Gorya shrugged, a casual roll of his shoulders. “That never lasted long. I was on the ground with my head ringing.”

“It gave me the opportunity to punch him. I used that bastard as my punching bag. I actually pretended I was training.”

“You still do. Train, I mean. Every day.”

“We all do, you included. We know what’s coming and we know the war is going to be gruesome. You don’t like letting your leopard free, but that’s the reason we have to, Gorya.

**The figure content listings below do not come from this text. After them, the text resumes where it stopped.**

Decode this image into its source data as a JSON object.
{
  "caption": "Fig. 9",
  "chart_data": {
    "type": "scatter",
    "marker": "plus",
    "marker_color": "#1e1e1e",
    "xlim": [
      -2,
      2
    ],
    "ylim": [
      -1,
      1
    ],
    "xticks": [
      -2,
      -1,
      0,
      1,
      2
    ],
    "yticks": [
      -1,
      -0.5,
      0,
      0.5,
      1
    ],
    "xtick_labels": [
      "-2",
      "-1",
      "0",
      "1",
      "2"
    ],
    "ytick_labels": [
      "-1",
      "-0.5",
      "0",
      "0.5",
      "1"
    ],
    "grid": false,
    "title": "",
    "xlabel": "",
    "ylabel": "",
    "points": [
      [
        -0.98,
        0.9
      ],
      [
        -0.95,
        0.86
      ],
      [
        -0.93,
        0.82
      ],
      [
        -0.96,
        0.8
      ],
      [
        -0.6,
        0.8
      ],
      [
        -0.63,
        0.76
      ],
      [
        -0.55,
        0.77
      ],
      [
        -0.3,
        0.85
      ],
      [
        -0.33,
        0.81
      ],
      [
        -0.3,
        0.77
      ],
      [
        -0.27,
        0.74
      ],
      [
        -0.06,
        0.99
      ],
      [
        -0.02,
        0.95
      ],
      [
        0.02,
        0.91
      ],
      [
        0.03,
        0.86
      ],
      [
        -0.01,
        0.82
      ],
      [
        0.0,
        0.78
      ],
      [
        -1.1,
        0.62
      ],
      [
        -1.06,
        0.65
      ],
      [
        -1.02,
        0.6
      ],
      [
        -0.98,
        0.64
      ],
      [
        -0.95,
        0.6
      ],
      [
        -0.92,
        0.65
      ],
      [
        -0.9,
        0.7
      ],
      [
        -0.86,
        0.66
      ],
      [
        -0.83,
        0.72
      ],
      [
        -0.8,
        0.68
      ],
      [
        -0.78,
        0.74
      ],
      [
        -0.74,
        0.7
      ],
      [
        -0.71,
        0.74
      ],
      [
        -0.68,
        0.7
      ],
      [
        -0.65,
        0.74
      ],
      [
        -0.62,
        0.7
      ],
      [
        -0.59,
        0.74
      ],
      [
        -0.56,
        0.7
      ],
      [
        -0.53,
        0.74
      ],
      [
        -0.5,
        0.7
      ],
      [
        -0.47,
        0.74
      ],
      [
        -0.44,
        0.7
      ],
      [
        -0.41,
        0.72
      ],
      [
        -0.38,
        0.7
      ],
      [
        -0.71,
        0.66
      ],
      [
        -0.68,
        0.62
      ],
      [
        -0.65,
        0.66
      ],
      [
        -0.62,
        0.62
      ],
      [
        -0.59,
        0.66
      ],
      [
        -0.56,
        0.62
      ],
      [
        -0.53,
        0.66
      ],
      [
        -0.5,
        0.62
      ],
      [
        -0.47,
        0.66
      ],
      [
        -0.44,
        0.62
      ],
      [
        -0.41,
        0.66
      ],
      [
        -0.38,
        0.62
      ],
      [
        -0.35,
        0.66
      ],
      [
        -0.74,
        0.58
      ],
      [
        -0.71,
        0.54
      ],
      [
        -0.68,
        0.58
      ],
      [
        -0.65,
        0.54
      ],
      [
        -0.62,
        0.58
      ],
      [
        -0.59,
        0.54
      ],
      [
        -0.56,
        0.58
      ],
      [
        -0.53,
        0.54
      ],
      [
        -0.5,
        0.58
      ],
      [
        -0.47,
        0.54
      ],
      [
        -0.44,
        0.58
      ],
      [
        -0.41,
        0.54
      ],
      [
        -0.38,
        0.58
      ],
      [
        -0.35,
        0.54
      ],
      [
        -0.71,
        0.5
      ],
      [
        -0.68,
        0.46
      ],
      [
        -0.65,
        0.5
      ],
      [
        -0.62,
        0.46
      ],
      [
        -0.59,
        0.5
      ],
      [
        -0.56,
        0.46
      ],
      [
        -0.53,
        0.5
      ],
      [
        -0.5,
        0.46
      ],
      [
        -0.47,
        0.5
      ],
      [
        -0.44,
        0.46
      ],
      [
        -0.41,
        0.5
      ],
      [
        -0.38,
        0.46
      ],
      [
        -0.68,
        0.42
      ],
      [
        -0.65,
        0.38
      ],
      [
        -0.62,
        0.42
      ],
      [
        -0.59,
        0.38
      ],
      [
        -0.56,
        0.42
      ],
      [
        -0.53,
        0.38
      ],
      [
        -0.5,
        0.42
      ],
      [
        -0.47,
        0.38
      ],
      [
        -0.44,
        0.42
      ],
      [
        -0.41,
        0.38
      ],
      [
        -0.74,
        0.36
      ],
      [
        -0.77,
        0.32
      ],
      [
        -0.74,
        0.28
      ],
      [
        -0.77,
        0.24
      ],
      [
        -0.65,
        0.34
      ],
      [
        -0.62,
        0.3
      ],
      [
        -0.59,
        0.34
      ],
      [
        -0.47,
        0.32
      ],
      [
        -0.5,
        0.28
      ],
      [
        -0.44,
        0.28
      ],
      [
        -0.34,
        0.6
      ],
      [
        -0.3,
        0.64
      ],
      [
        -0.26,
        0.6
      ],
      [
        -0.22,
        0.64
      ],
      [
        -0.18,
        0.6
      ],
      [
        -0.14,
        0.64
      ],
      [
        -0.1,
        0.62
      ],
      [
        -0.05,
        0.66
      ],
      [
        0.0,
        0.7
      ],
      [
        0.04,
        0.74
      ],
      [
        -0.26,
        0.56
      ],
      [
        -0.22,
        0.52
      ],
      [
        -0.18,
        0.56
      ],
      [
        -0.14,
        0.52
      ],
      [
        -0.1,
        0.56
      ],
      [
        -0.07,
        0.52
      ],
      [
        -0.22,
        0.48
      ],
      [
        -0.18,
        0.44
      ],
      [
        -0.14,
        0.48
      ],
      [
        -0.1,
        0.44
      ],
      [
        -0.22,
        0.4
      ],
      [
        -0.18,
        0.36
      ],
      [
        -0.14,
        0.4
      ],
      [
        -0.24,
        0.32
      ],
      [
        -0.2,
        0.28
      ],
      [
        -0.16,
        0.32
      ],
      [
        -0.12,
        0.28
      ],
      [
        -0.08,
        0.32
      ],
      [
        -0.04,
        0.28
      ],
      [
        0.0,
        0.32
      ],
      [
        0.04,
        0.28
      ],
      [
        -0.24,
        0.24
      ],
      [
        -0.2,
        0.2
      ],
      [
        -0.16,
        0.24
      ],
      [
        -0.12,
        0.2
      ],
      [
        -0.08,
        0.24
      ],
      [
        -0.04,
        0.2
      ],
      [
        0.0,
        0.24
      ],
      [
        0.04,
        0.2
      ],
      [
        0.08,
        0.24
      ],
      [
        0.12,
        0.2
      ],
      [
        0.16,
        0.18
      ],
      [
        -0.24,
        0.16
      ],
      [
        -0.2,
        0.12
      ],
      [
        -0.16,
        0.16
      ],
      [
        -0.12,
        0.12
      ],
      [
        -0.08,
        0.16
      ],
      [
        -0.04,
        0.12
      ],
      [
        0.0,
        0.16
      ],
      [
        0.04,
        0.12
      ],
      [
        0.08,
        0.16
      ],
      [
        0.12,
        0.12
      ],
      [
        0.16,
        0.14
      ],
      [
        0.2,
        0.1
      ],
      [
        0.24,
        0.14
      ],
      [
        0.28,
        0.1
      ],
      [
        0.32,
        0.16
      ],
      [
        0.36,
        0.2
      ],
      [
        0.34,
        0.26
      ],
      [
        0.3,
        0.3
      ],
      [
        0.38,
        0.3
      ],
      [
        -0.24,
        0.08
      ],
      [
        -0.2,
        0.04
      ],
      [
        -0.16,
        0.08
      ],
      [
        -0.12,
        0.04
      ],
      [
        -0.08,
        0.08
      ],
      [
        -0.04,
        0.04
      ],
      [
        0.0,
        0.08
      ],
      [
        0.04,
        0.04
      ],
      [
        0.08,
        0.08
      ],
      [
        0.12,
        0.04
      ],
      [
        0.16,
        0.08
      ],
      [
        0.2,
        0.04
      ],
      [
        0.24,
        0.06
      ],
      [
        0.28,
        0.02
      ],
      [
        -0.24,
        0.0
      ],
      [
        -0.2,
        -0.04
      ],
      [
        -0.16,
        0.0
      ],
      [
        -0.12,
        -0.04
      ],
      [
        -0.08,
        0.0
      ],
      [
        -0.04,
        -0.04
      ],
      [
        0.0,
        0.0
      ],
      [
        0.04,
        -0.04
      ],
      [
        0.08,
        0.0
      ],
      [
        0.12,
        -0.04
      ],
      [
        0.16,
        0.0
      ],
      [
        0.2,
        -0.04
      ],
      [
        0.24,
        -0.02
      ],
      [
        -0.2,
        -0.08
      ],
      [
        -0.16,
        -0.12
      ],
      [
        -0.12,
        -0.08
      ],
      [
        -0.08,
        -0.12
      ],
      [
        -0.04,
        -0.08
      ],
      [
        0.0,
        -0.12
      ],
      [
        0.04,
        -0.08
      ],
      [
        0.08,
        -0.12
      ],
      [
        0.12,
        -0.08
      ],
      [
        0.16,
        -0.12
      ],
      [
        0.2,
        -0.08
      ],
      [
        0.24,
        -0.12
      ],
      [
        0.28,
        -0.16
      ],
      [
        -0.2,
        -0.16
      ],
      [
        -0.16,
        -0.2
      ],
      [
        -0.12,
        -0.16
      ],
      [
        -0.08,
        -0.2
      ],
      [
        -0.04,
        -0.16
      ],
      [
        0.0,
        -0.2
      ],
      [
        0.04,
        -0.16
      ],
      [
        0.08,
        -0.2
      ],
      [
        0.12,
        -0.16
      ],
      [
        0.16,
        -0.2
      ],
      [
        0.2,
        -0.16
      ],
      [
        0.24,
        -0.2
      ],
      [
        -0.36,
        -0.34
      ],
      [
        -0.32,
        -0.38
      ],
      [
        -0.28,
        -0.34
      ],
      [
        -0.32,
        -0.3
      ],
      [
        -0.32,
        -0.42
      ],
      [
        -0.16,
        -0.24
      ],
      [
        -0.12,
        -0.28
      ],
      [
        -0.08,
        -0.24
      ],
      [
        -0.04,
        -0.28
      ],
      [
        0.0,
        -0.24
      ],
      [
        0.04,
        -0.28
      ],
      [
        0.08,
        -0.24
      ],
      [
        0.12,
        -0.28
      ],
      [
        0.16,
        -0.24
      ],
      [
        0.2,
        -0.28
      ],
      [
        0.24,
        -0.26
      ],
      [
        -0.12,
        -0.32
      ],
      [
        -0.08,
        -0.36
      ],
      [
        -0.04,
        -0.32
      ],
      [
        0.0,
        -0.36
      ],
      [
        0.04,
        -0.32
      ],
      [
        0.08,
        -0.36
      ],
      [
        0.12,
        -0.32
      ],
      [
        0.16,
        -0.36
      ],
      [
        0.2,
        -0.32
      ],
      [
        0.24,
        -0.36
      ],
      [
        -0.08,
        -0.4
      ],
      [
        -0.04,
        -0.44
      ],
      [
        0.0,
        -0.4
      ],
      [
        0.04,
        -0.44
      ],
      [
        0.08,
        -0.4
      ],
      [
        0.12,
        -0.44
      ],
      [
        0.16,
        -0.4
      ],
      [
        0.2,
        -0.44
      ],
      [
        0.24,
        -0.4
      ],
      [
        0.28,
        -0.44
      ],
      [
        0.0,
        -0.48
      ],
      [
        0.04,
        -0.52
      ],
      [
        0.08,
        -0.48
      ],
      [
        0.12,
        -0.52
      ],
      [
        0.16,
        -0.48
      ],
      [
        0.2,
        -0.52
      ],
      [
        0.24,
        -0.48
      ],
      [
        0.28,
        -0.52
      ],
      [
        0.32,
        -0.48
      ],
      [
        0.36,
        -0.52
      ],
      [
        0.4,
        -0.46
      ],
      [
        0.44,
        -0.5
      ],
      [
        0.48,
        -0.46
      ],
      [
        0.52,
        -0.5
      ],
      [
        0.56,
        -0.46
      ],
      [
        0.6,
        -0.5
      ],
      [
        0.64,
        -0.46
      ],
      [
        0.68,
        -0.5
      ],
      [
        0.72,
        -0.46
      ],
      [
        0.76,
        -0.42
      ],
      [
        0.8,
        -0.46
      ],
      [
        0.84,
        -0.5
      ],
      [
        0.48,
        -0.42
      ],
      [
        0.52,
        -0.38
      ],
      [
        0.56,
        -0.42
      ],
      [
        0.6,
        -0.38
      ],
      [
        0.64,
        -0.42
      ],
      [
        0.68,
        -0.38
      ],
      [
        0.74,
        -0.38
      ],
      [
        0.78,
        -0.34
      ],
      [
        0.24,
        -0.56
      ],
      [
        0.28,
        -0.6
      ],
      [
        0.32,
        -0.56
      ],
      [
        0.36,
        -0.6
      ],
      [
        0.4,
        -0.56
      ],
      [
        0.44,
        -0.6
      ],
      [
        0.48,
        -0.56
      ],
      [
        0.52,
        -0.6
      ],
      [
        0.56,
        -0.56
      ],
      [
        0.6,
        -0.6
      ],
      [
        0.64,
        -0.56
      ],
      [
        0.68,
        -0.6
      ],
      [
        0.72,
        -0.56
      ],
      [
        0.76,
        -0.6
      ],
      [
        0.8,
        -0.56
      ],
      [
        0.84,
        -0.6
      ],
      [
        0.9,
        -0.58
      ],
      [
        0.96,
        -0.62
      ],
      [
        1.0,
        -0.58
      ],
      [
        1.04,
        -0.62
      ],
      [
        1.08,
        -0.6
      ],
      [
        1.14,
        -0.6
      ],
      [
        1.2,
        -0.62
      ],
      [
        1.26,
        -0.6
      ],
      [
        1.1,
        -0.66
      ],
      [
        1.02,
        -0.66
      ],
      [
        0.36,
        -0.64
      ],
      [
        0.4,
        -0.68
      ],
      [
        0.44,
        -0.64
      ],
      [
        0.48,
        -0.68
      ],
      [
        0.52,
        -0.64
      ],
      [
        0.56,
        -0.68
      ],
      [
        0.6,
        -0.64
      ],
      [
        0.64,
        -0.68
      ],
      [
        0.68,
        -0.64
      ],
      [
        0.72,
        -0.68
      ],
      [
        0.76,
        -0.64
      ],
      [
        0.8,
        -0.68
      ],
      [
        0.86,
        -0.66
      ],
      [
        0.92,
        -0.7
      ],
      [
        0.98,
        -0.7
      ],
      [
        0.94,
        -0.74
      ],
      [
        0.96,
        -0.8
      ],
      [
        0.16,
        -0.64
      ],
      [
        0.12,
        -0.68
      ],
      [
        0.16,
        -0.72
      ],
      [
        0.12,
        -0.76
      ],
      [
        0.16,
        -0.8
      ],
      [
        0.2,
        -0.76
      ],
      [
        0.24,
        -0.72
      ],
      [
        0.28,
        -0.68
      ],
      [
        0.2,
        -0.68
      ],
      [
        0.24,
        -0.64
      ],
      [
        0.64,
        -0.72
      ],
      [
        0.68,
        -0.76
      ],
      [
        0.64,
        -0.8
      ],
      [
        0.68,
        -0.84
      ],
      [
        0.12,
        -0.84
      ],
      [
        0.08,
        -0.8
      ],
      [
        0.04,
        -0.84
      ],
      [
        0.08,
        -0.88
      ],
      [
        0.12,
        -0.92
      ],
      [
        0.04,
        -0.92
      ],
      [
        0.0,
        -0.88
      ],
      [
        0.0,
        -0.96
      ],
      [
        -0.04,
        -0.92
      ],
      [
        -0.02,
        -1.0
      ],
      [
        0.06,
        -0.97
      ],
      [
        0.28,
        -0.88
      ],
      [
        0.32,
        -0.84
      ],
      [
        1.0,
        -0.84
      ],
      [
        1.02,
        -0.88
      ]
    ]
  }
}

You say I can’t be like my father, but by holding your leopard at bay every second, we both are exactly like him. And like your father. And Lazar. Our leopards need freedom and, yes, the fighting as well. We have to train them until their skills are every bit as good as our own.”

Gorya shook his head, sadness in every line of his face. His handsome features revealed in that rare moment the torment Timur felt. “My leopard is a killer, Timur. I’m afraid if I let him loose, he will kill everyone before I can take back control. Mitya has this same concern. I work at getting stronger, more disciplined, so that my leopard will have no choice but to obey me. I am not there yet. He’s that strong.”

Timur swore and turned back to the window. Gorya was the most easygoing, good-natured one of them. He laughed more readily and would often calm Timur or Fyodor when they were angry with each other. He was the peacemaker, when they were the ones ready to fight at the drop of a hat. Yet now, seeing his cousin’s stark, raw, emotion, he knew Gorya fought, every single day, the same demons he did.

“There is no end to this, is there?” he asked.

“I don’t know,” Gorya answered honestly. “Fyodor and Evangeline provided a small window of hope for me. I thought if he could find a woman who would take him as he was, then perhaps I could do so as well.”

“Evangeline.” Timur breathed her name with reverence. “I thought her the enemy, that she would get Fyodor killed. Sometimes, because she lives her life so filled with joy and happiness, I think she still may get him killed. She refuses to see the ugliness in the world. She lived with her own set of demons as a child, and yet to see her now, you would never know anything ugly ever touched her.”

“I don’t like having only a couple of men watching her. And she insists they take breaks and go walk around outside. She’s a bossy little thing,” Gorya said.